Nach einem Berufs- oder Wegeunfall von und zur Arbeitsstelle können die Berufsgenossenschaften die Kosten für eine EAP übernehmen, ebenso im Falle einer Verletzung im Hochleistungssport sofern der Sportler über die BG versichert ist. Den Antrag zu einer EAP stellt der behandelnde Durchgangsarzt. Das EAP-Formular können Sie im Reha-Zentrum abgeben, die weiteren Formalitäten mit den Berufsgenossenschaften übernehmen wir gerne für Sie.
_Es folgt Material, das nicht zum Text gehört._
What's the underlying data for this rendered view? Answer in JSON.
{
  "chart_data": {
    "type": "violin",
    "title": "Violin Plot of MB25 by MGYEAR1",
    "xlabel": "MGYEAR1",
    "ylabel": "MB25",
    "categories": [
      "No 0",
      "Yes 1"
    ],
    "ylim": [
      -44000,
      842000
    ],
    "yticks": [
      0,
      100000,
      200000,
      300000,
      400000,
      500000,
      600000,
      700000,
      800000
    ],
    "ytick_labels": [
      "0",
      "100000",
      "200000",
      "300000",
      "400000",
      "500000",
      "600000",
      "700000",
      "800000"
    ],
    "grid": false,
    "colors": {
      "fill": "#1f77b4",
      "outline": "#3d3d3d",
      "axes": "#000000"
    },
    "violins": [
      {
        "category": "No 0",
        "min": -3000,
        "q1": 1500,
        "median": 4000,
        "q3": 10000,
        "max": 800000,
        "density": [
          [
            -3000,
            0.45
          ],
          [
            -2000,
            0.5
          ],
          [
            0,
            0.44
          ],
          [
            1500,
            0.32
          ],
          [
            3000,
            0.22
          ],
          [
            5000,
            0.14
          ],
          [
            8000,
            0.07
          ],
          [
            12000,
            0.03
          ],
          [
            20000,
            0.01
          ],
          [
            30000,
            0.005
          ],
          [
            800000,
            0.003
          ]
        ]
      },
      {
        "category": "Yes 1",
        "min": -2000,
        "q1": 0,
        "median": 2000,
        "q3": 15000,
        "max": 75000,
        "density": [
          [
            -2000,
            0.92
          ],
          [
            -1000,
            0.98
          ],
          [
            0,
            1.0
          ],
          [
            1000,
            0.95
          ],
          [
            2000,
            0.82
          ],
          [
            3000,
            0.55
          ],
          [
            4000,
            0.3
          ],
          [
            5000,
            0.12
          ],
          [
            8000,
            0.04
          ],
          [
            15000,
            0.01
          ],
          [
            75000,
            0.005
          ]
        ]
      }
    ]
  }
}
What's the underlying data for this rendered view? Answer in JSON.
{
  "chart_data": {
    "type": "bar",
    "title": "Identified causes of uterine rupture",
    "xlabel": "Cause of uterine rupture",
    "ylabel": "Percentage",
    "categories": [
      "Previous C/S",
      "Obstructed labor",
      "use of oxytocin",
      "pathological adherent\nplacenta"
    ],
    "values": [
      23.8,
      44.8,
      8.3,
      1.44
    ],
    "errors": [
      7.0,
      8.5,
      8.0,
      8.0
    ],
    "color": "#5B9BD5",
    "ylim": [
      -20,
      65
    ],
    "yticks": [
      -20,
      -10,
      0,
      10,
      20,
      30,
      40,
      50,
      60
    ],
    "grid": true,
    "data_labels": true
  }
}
AOK-Sports - Die Rehabilitation für Sportverletzungen

Sportliche Aktivitäten sind in unserer Freizeit zu einem unverzichtbaren Bestandteil geworden. Bei schweren Sportverletzungen bietet die AOK ihren Versicherten eine neue Form der Therapie an. Das AOK-Sports Konzept folgt dem Rehabilitationsschema einer ambulanten Rehabilitation um in kürzester Rehabilitationszeit die Wiederherstellung der Leistungsfähigkeit zu erreichen.

Medical Intens

Eine höhere Intensität bewirkt in wesentlich kürzerer Zeit schnellere Erfolge als traditionell angesetzte Therapien. Unser Bestreben ist es, gemeinsam mit unseren Patienten – nach Krankheit, Unfall oder Behinderung - so effektiv und so schnell wie möglich die gewünschten Fähigkeiten und somit wieder eine höhere Lebensqualität zu erreichen.   
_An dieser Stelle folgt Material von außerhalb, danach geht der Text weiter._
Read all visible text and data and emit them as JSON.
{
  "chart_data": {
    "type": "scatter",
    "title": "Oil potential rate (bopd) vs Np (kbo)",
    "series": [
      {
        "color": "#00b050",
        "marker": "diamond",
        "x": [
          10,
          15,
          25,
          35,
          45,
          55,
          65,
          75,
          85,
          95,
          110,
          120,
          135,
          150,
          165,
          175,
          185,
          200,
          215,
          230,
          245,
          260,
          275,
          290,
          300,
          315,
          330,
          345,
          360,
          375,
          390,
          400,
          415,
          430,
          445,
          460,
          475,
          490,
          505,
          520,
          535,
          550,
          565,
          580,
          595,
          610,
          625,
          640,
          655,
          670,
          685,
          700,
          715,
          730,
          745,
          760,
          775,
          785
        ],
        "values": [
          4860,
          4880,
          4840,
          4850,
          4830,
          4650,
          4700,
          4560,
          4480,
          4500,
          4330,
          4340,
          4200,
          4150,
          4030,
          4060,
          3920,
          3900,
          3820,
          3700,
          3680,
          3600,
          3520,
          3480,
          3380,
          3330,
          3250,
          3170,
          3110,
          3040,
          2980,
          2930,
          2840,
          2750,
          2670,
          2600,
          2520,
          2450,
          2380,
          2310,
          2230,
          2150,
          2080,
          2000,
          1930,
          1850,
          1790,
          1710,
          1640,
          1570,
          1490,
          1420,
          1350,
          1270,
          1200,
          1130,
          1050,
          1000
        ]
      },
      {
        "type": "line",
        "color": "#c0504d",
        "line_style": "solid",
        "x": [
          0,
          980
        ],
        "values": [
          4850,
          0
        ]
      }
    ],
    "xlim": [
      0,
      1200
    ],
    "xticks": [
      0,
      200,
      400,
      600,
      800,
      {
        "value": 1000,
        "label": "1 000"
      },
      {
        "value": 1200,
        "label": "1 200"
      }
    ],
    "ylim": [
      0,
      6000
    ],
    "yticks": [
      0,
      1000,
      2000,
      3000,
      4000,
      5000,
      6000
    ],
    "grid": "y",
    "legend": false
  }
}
ORTHO- und NEURO-Intens macht vieles möglich:        

  • Ihr Selbstvertrauen wird gestärkt
  • Die Lebensqualität wird gesteigert
  • Fortschritte und Erfolge sind spür- und sichtbar
  • Im Alltag zeigt sich sofort der praktische Nutzen
  • Die Pflegebedürftigkeit durch ambulante Pflege oder Angehörige kann durch neu erreichte Mobilität anhaltend reduziert werden


Aus diesem Grunde haben wir in unserem Therapiezentrum Medical Intens geschaffen. Unsere Ärzte diagnostizieren und empfehlen Ihnen Einzelmodule. Unabhängig von der Gesundheitsreform bieten Ihnen unsere Intenstivmodule höchste Fachkompetenz und geben Ihnen die Möglichkeit selbst zu entscheiden wie schnell Sie durch die Dauer und die Intensität Ihren Alltag wieder eigenverantwortlich gestalten können.
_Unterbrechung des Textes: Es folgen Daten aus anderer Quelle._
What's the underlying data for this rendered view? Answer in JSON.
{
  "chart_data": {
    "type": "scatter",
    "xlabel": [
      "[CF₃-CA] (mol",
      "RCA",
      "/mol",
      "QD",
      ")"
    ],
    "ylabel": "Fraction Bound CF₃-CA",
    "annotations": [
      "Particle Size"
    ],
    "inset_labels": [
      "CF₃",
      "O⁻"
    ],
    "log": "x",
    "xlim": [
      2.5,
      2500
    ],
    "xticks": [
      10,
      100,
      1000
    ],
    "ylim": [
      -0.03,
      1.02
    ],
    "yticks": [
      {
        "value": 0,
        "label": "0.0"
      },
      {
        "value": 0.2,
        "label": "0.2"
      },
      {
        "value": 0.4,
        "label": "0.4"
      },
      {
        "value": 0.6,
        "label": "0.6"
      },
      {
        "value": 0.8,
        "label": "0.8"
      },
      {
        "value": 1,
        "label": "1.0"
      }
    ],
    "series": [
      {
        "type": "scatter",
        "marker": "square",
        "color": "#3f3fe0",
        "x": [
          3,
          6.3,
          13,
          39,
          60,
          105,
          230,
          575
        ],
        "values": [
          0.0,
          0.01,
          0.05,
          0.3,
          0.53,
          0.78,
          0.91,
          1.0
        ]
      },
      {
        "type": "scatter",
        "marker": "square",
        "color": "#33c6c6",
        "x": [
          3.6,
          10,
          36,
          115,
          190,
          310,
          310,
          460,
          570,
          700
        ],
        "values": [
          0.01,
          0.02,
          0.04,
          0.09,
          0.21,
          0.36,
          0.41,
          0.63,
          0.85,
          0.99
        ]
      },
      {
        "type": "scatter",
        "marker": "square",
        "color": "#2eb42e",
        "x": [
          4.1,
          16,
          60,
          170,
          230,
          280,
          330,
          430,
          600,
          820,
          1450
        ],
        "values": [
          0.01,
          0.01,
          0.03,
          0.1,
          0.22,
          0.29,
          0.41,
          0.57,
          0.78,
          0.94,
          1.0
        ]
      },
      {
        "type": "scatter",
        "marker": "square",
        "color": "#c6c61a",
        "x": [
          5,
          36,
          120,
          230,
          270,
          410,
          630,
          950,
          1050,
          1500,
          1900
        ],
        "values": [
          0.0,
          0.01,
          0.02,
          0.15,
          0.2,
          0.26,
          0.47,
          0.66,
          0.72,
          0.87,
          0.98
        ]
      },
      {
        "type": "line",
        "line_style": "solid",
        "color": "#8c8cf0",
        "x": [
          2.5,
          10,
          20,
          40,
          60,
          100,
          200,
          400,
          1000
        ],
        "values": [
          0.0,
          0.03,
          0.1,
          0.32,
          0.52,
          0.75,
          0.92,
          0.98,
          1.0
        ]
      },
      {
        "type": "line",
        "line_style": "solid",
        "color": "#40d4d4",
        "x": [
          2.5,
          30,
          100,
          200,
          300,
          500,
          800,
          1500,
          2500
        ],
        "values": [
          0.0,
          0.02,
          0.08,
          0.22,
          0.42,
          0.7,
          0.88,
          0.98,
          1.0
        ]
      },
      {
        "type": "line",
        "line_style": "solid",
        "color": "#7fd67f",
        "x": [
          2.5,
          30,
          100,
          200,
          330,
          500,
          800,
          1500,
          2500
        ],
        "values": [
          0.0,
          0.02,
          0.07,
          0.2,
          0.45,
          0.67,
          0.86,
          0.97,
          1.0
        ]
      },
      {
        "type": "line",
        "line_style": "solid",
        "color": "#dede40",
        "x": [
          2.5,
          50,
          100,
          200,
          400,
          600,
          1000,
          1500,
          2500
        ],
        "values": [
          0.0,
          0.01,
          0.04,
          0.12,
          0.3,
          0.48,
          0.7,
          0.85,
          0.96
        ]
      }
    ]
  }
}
Die Merkmale unserer Arbeit sind von Fachkompetenz, Respekt, Freundlichkeit und Engagement getragen um das gemeinsame Anliegen durch sach- und fachgerechtes Handeln zu erreichen. Die Intensiv-Therapie benötigt eine ungestörte Atmosphäre über den ganzen Tag verteilt, ohne Störfaktoren wie den Alltagsstress. Das Programm ist patientenbezogen und gezielt auf Ihre spezifischen und individuellen Probleme ausgerichtet. Mit intensiven täglichen abgestimmten Therapieabfolgen und in ausgeprägter Zusammenarbeit zwischen den Ärzten und dem Therapeutenteam betreuen wir Sie als Patienten.